ARIES
March 21 – April 19
Fall Break is almost here! Good luck getting there with your grades intact, though.

TAURUS
April 20 – May 20
Your unconscious mind will dream that you and actress Jennifer Lawrence are best friends. You will wake up disappointed.

GEMINI
May 21 – June 20
That job interview you’re worried about will go off without a hitch — other than a single, massive burp as you stand up to leave.

CANCER
June 21 – July 22
Yikes, you don’t need to talk so loudly. I’m right here.

LEO
July 23 – Aug. 22
Your dinner date at Pizza Hut will be ruined by a child incessantly screaming at the booth next to you. Should’ve picked Domino’s, bud.

VIRGO
Aug. 23 – Sept. 22
Looking ahead, your uncle will make a racist joke at Thanksgiving dinner. You will feel socially powerless to stop him, and it will weigh on your conscience.

LIBRA
Sept. 23 – Oct. 22
You will summon the courage to watch “Avengers: Infinity War” for the fifth time this year, hoping that maybe this time, [REDACTED] won’t die. Spoiler: he still dies.

SCORPIO
Oct. 23 – Nov. 21
Accidents happen, especially when you’re involved. Try not to ruin anything this week.

SAGITTARIUS
Nov. 22 – Dec. 21
The stars say you still owe them money, and they’re tired of waiting.
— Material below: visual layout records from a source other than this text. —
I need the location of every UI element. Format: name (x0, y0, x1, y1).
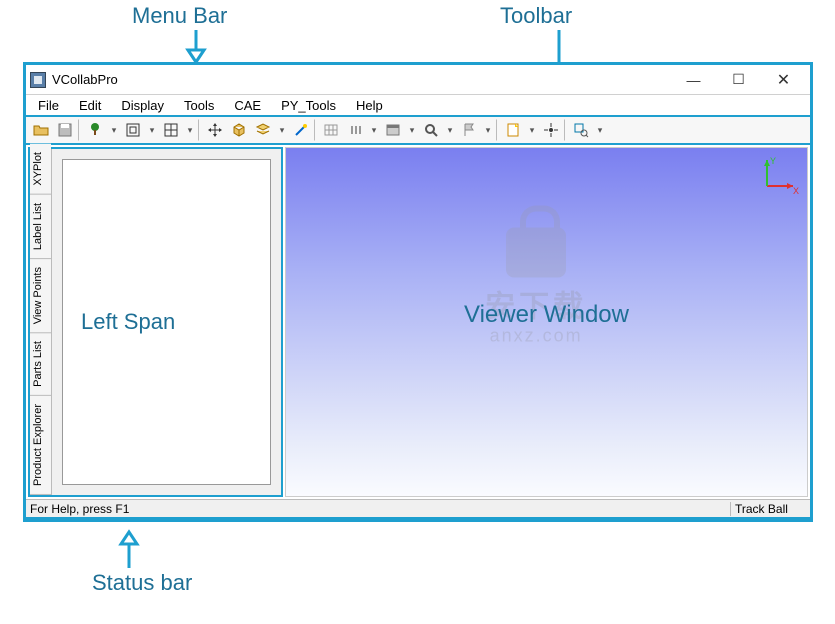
dropdown-arrow-icon[interactable]: ▾ (406, 119, 418, 141)
toolbar-separator (496, 119, 500, 141)
vtab-view-points[interactable]: View Points (30, 259, 51, 333)
svg-text:X: X (793, 186, 799, 194)
vtab-parts-list[interactable]: Parts List (30, 333, 51, 396)
dropdown-arrow-icon[interactable]: ▾ (184, 119, 196, 141)
list-icon[interactable] (344, 119, 366, 141)
close-button[interactable]: ✕ (761, 66, 806, 94)
workspace: Product Explorer Parts List View Points … (26, 145, 810, 499)
menu-cae[interactable]: CAE (226, 96, 269, 115)
dropdown-arrow-icon[interactable]: ▾ (594, 119, 606, 141)
axis-triad: X Y (759, 154, 799, 194)
left-span-label: Left Span (81, 309, 175, 335)
wand-icon[interactable] (290, 119, 312, 141)
target-icon[interactable] (540, 119, 562, 141)
toolbar: ▾ ▾ ▾ ▾ ▾ ▾ ▾ ▾ ▾ ▾ (26, 117, 810, 145)
annotation-statusbar: Status bar (92, 570, 192, 596)
window-icon[interactable] (382, 119, 404, 141)
note-icon[interactable] (502, 119, 524, 141)
arrow-statusbar (117, 528, 141, 571)
vtab-label-list[interactable]: Label List (30, 195, 51, 259)
menu-tools[interactable]: Tools (176, 96, 222, 115)
vertical-tabs: Product Explorer Parts List View Points … (30, 149, 52, 495)
box3d-icon[interactable] (228, 119, 250, 141)
dropdown-arrow-icon[interactable]: ▾ (108, 119, 120, 141)
viewer-window[interactable]: 安下载 anxz.com Viewer Window X Y (285, 147, 808, 497)
dropdown-arrow-icon[interactable]: ▾ (146, 119, 158, 141)
viewer-label: Viewer Window (464, 301, 629, 329)
window-title: VCollabPro (52, 72, 118, 87)
dropdown-arrow-icon[interactable]: ▾ (276, 119, 288, 141)
save-icon[interactable] (54, 119, 76, 141)
menu-edit[interactable]: Edit (71, 96, 109, 115)
layers-icon[interactable] (252, 119, 274, 141)
vtab-product-explorer[interactable]: Product Explorer (30, 396, 51, 495)
mesh-icon[interactable] (320, 119, 342, 141)
toolbar-separator (314, 119, 318, 141)
grid-icon[interactable] (160, 119, 182, 141)
svg-text:Y: Y (770, 156, 776, 166)
app-icon (30, 72, 46, 88)
status-bar: For Help, press F1 Track Ball (26, 499, 810, 519)
toolbar-separator (198, 119, 202, 141)
lock-icon (506, 228, 566, 278)
menu-display[interactable]: Display (113, 96, 172, 115)
fit-icon[interactable] (122, 119, 144, 141)
menu-pytools[interactable]: PY_Tools (273, 96, 344, 115)
status-mode: Track Ball (730, 502, 810, 516)
tree-icon[interactable] (84, 119, 106, 141)
left-panel: Product Explorer Parts List View Points … (28, 147, 283, 497)
minimize-button[interactable]: — (671, 66, 716, 94)
select-zoom-icon[interactable] (570, 119, 592, 141)
dropdown-arrow-icon[interactable]: ▾ (444, 119, 456, 141)
annotation-menubar: Menu Bar (132, 3, 227, 29)
move-icon[interactable] (204, 119, 226, 141)
app-window: VCollabPro — ☐ ✕ File Edit Display Tools… (23, 62, 813, 522)
menu-file[interactable]: File (30, 96, 67, 115)
maximize-button[interactable]: ☐ (716, 66, 761, 94)
toolbar-separator (78, 119, 82, 141)
zoom-icon[interactable] (420, 119, 442, 141)
toolbar-separator (564, 119, 568, 141)
title-bar[interactable]: VCollabPro — ☐ ✕ (26, 65, 810, 95)
dropdown-arrow-icon[interactable]: ▾ (482, 119, 494, 141)
flag-icon[interactable] (458, 119, 480, 141)
dropdown-arrow-icon[interactable]: ▾ (526, 119, 538, 141)
dropdown-arrow-icon[interactable]: ▾ (368, 119, 380, 141)
menu-bar: File Edit Display Tools CAE PY_Tools Hel… (26, 95, 810, 117)
open-icon[interactable] (30, 119, 52, 141)
left-content: Left Span (62, 159, 271, 485)
menu-help[interactable]: Help (348, 96, 391, 115)
status-help-text: For Help, press F1 (26, 502, 730, 516)
annotation-toolbar: Toolbar (500, 3, 572, 29)
vtab-xyplot[interactable]: XYPlot (30, 144, 51, 195)
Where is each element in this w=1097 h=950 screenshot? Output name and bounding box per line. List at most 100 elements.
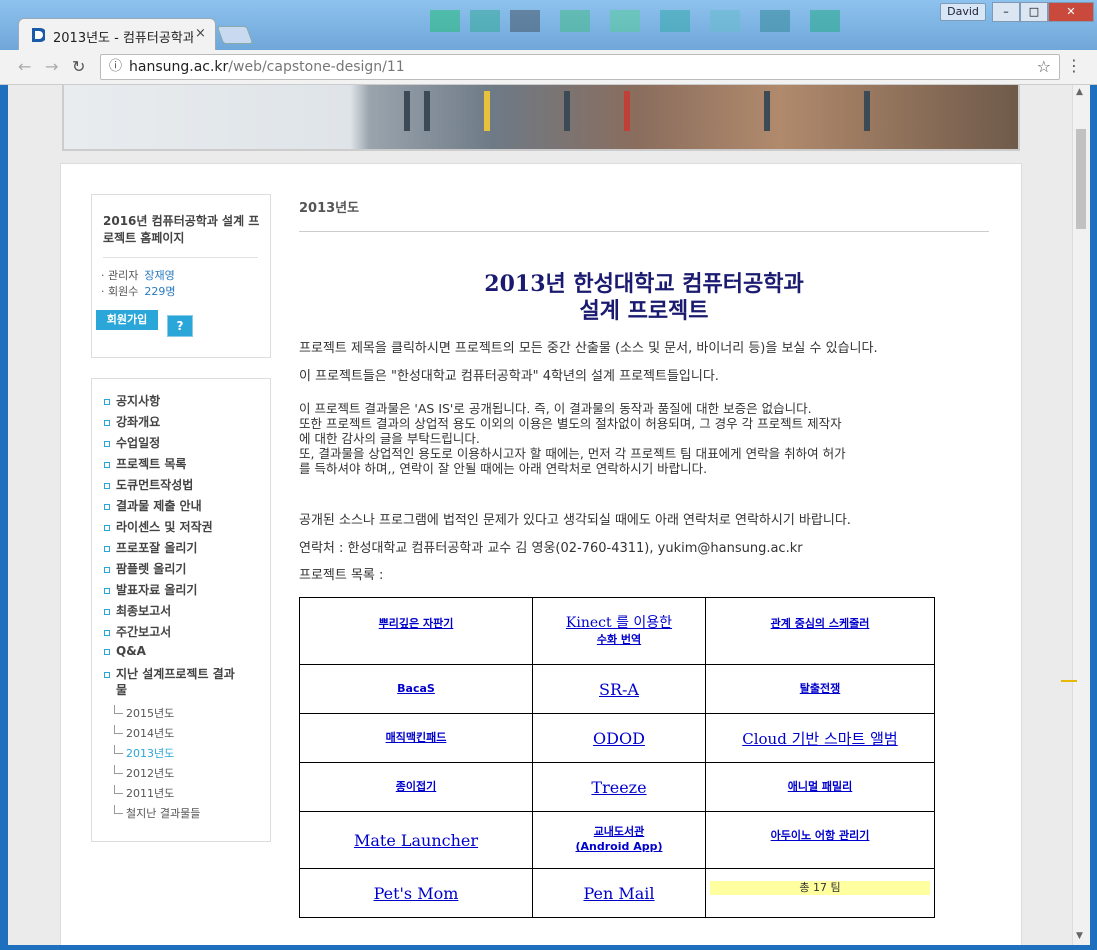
vertical-scrollbar[interactable]: ▲ ▼ (1061, 85, 1090, 945)
bullet-icon (104, 503, 110, 510)
bookmark-star-icon[interactable]: ☆ (1037, 55, 1051, 79)
table-cell: Mate Launcher (299, 811, 533, 869)
sidebar-item-notices[interactable]: 공지사항 (104, 392, 160, 409)
bullet-icon (104, 461, 110, 468)
project-link[interactable]: 아두이노 어항 관리기 (771, 828, 870, 843)
sidebar-item-license[interactable]: 라이센스 및 저작권 (104, 518, 213, 535)
scrollbar-thumb[interactable] (1076, 129, 1086, 229)
sidebar-item-pamphlet[interactable]: 팜플렛 올리기 (104, 560, 186, 577)
sidebar-item-final-report[interactable]: 최종보고서 (104, 602, 171, 619)
project-link[interactable]: Pet's Mom (374, 885, 459, 902)
project-table: 뿌리깊은 자판기 Kinect 를 이용한 수화 번역 관계 중심의 스케줄러 B… (299, 597, 935, 918)
forward-arrow-icon[interactable]: → (45, 57, 58, 76)
past-year-label: 2012년도 (126, 767, 175, 780)
project-link[interactable]: BacaS (397, 681, 435, 696)
project-link[interactable]: ODOD (593, 730, 645, 747)
project-link[interactable]: SR-A (599, 681, 639, 698)
sidebar-item-label: 프로젝트 목록 (116, 457, 187, 471)
content-panel: 2016년 컴퓨터공학과 설계 프로젝트 홈페이지 · 관리자 장재영 · 회원수… (60, 163, 1022, 945)
browser-window: 2013년도 - 컴퓨터공학과 × David – □ ✕ ← → ↻ ⓘ ha… (0, 0, 1097, 950)
maximize-button[interactable]: □ (1020, 2, 1048, 22)
sidebar-item-schedule[interactable]: 수업일정 (104, 434, 160, 451)
back-arrow-icon[interactable]: ← (18, 57, 31, 76)
intro-paragraph: 이 프로젝트들은 "한성대학교 컴퓨터공학과" 4학년의 설계 프로젝트들입니다… (299, 369, 719, 384)
browser-menu-icon[interactable]: ⋮ (1066, 56, 1082, 75)
project-link-text: (Android App) (575, 840, 663, 853)
help-button[interactable]: ? (167, 315, 193, 337)
blurred-region (710, 10, 740, 32)
sidebar-item-overview[interactable]: 강좌개요 (104, 413, 160, 430)
join-button[interactable]: 회원가입 (96, 310, 158, 330)
sidebar-item-documentation[interactable]: 도큐먼트작성법 (104, 476, 193, 493)
bullet-icon (104, 608, 110, 615)
past-year-2014[interactable]: 2014년도 (114, 725, 174, 741)
past-year-label: 2013년도 (126, 747, 175, 760)
project-link[interactable]: 종이접기 (396, 779, 436, 794)
table-row: 매직맥킨패드 ODOD Cloud 기반 스마트 앨범 (299, 713, 935, 763)
new-tab-button[interactable] (216, 26, 254, 44)
blurred-region (510, 10, 540, 32)
page-title-line-1: 2013년 한성대학교 컴퓨터공학과 (484, 271, 804, 297)
past-year-2015[interactable]: 2015년도 (114, 705, 174, 721)
license-line: 또, 결과물을 상업적인 용도로 이용하시고자 할 때에는, 먼저 각 프로젝트… (299, 446, 846, 461)
scroll-up-icon[interactable]: ▲ (1076, 87, 1083, 97)
banner-detail (424, 91, 430, 131)
tab-close-icon[interactable]: × (195, 26, 206, 41)
table-cell: 매직맥킨패드 (299, 713, 533, 763)
past-year-2012[interactable]: 2012년도 (114, 765, 174, 781)
bullet-icon (104, 482, 110, 489)
project-link[interactable]: 탈출전쟁 (800, 681, 840, 696)
sidebar-item-past-results[interactable]: 지난 설계프로젝트 결과 (104, 665, 235, 682)
title-bar: 2013년도 - 컴퓨터공학과 × David – □ ✕ (0, 0, 1097, 51)
banner-detail (764, 91, 770, 131)
sidebar-item-project-list[interactable]: 프로젝트 목록 (104, 455, 186, 472)
page-info-icon[interactable]: ⓘ (109, 55, 122, 79)
table-row: Pet's Mom Pen Mail 총 17 팀 (299, 868, 935, 918)
past-year-2011[interactable]: 2011년도 (114, 785, 174, 801)
project-link[interactable]: Pen Mail (583, 885, 654, 902)
sidebar-item-label: 지난 설계프로젝트 결과 (116, 667, 235, 681)
team-count: 총 17 팀 (710, 881, 930, 895)
past-year-older[interactable]: 철지난 결과물들 (114, 805, 200, 821)
close-window-button[interactable]: ✕ (1048, 2, 1094, 22)
past-year-2013[interactable]: 2013년도 (114, 745, 174, 761)
tree-line-icon (114, 765, 123, 774)
project-link[interactable]: 뿌리깊은 자판기 (379, 616, 454, 631)
project-link[interactable]: Mate Launcher (354, 832, 478, 849)
sidebar-item-presentation[interactable]: 발표자료 올리기 (104, 581, 197, 598)
find-marker (1061, 680, 1077, 682)
table-cell: 관계 중심의 스케줄러 (705, 597, 935, 665)
project-link[interactable]: 매직맥킨패드 (386, 730, 447, 745)
scroll-down-icon[interactable]: ▼ (1076, 931, 1083, 941)
tree-line-icon (114, 745, 123, 754)
project-list-label: 프로젝트 목록 : (299, 568, 384, 583)
project-link-text: 수화 번역 (596, 632, 642, 646)
bullet-icon (104, 524, 110, 531)
project-link[interactable]: 관계 중심의 스케줄러 (771, 616, 870, 631)
sidebar-item-label: 수업일정 (116, 436, 161, 450)
site-title[interactable]: 2016년 컴퓨터공학과 설계 프로젝트 홈페이지 (103, 213, 261, 247)
sidebar-item-qna[interactable]: Q&A (104, 644, 146, 658)
project-link[interactable]: Treeze (591, 779, 646, 796)
sidebar-item-portfolio[interactable]: 프로포잘 올리기 (104, 539, 197, 556)
project-link[interactable]: Kinect 를 이용한 수화 번역 (566, 615, 672, 648)
project-link[interactable]: Cloud 기반 스마트 앨범 (742, 730, 897, 748)
sidebar-item-label-cont[interactable]: 물 (116, 681, 127, 698)
minimize-button[interactable]: – (992, 2, 1020, 22)
sidebar-item-weekly-report[interactable]: 주간보고서 (104, 623, 171, 640)
admin-value[interactable]: 장재영 (144, 269, 174, 282)
user-profile-badge[interactable]: David (940, 3, 986, 21)
members-label: · 회원수 (101, 285, 139, 298)
tree-line-icon (114, 705, 123, 714)
reload-icon[interactable]: ↻ (72, 57, 85, 76)
project-link[interactable]: 교내도서관 (Android App) (576, 824, 663, 854)
address-bar[interactable]: ⓘ hansung.ac.kr/web/capstone-design/11 ☆ (100, 54, 1060, 80)
blurred-region (660, 10, 690, 32)
sidebar-item-submission[interactable]: 결과물 제출 안내 (104, 497, 202, 514)
project-link-text: 교내도서관 (593, 825, 645, 838)
project-link[interactable]: 애니멀 패밀리 (788, 779, 853, 794)
browser-tab[interactable]: 2013년도 - 컴퓨터공학과 × (18, 18, 216, 51)
table-cell: 아두이노 어항 관리기 (705, 811, 935, 869)
past-year-label: 철지난 결과물들 (126, 807, 201, 820)
bullet-icon (104, 440, 110, 447)
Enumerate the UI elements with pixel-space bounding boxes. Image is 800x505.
You should get that sorted out.

CAPRICORN
Dec. 22 – Jan. 19
You will slip in the shower because your drunk self spilled a bottle of eggnog in there the night before. Happy holidays!

AQUARIUS
Jan. 20 – Feb. 18
Dinner rolls and butter are a match made in heaven. You and Alex, however, are not. It’s time to move on.

PISCES
Feb. 19 – March 20
At this point in your life, you have eaten the equivalent of a dozen whole turkeys for Thanksgiving. The turkeys know where you live. They are coming.